Es gehe um weniger Kosten, so Rösler. Doch klappt das? Zwar gibt es für große Solarparks nun weniger Rendite, dafür können sie unbegrenzt Projekte realisieren. Experten prognostizieren, dass es gerade auf Ackerflächen entlang von Bahnstrecken und an Autobahnen zu einem Vollpflastern mit Modulen kommen könnte.

„Der Kompromiss hört sich hart an, ist aber der große Erfolg der Solarlobby“, meint ein Branchenkenner. Denn auch wenn es ab Mai jeden Monat weitere Förderabsenkungen um 0,15 Cent geben wird, also 1,8 Cent pro Jahr, ist das eher moderat. Und der Preisverfall bei Modulen durch die Konkurrenz aus China hält an.

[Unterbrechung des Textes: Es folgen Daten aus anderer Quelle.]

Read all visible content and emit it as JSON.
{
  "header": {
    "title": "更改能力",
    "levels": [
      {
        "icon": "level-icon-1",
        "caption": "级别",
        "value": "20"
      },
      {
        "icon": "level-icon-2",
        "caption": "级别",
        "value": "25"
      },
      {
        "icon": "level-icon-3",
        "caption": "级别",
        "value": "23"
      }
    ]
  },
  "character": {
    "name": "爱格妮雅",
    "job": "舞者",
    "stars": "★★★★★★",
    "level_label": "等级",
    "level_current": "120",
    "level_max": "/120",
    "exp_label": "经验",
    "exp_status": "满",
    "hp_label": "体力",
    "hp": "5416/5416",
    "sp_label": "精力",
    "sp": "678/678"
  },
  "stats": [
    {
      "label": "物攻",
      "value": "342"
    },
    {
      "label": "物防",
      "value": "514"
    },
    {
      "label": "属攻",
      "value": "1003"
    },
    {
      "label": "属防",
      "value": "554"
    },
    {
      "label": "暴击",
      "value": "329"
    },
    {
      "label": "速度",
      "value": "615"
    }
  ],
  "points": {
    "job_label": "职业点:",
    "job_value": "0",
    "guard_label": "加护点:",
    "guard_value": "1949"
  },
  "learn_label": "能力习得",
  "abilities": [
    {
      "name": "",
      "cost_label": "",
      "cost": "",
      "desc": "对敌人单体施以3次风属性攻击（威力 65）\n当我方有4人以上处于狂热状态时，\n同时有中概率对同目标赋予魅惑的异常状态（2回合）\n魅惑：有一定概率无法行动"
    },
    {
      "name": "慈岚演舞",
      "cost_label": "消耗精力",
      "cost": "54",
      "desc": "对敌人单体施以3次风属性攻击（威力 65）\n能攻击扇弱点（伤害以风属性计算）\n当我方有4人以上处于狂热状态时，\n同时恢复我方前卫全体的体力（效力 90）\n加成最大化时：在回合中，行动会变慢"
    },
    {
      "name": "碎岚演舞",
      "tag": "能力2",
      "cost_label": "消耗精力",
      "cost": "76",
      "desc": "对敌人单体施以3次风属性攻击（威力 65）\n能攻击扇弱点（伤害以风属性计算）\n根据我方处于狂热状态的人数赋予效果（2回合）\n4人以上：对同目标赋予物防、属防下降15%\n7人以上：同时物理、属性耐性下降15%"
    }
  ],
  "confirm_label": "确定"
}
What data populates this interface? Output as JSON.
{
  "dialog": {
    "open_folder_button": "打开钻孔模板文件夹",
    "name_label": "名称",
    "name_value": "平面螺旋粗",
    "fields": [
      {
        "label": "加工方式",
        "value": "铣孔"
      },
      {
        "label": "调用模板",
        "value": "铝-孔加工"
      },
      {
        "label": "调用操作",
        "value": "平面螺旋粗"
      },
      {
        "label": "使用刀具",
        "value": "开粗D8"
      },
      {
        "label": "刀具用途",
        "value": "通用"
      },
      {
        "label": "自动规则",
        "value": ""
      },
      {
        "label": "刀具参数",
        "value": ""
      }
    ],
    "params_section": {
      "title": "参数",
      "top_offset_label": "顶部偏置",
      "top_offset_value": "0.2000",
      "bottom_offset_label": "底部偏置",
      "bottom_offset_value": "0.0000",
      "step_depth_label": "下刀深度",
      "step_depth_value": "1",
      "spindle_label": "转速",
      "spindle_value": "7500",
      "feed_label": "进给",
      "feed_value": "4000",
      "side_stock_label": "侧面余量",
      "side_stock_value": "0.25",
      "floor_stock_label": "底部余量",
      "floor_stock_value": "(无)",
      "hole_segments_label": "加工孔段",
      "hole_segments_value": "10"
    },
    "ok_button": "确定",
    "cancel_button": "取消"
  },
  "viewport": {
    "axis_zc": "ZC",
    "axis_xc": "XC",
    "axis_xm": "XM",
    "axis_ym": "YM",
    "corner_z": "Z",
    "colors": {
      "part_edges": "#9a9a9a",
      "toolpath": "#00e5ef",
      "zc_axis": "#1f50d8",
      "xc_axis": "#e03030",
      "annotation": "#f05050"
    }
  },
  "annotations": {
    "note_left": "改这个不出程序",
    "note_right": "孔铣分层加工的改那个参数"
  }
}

In einigen Jahren soll die Photovoltaik ganz ohne Förderung auskommen. Der Vorteil: Das Klima wird geschont und es werden Brennstoffimporte von Kohle, Gas und Öl in Milliardenhöhe vermieden. Zudem gibt es nach der Subventionierung keine Folgekosten, etwa durch Umweltschäden. Das könnte die Strompreise stabilisieren oder senken, so die Vision. Der Nachteil: Das ganze ist zunächst extrem teuer.

Solarbeschäftigte demonstrieren am Donnerstag bundesweit gegen die Neuregelungen. Der „Sunblocker“ Rösler und die Interessen der großen Energiekonzerne hätten sich durchgesetzt, heißt es. „Jetzt droht ein gewaltiger Rollback in der Umwelt- und Energiepolitik“, sagt Carsten Körnig vom Bundesverband Solarwirtschaft.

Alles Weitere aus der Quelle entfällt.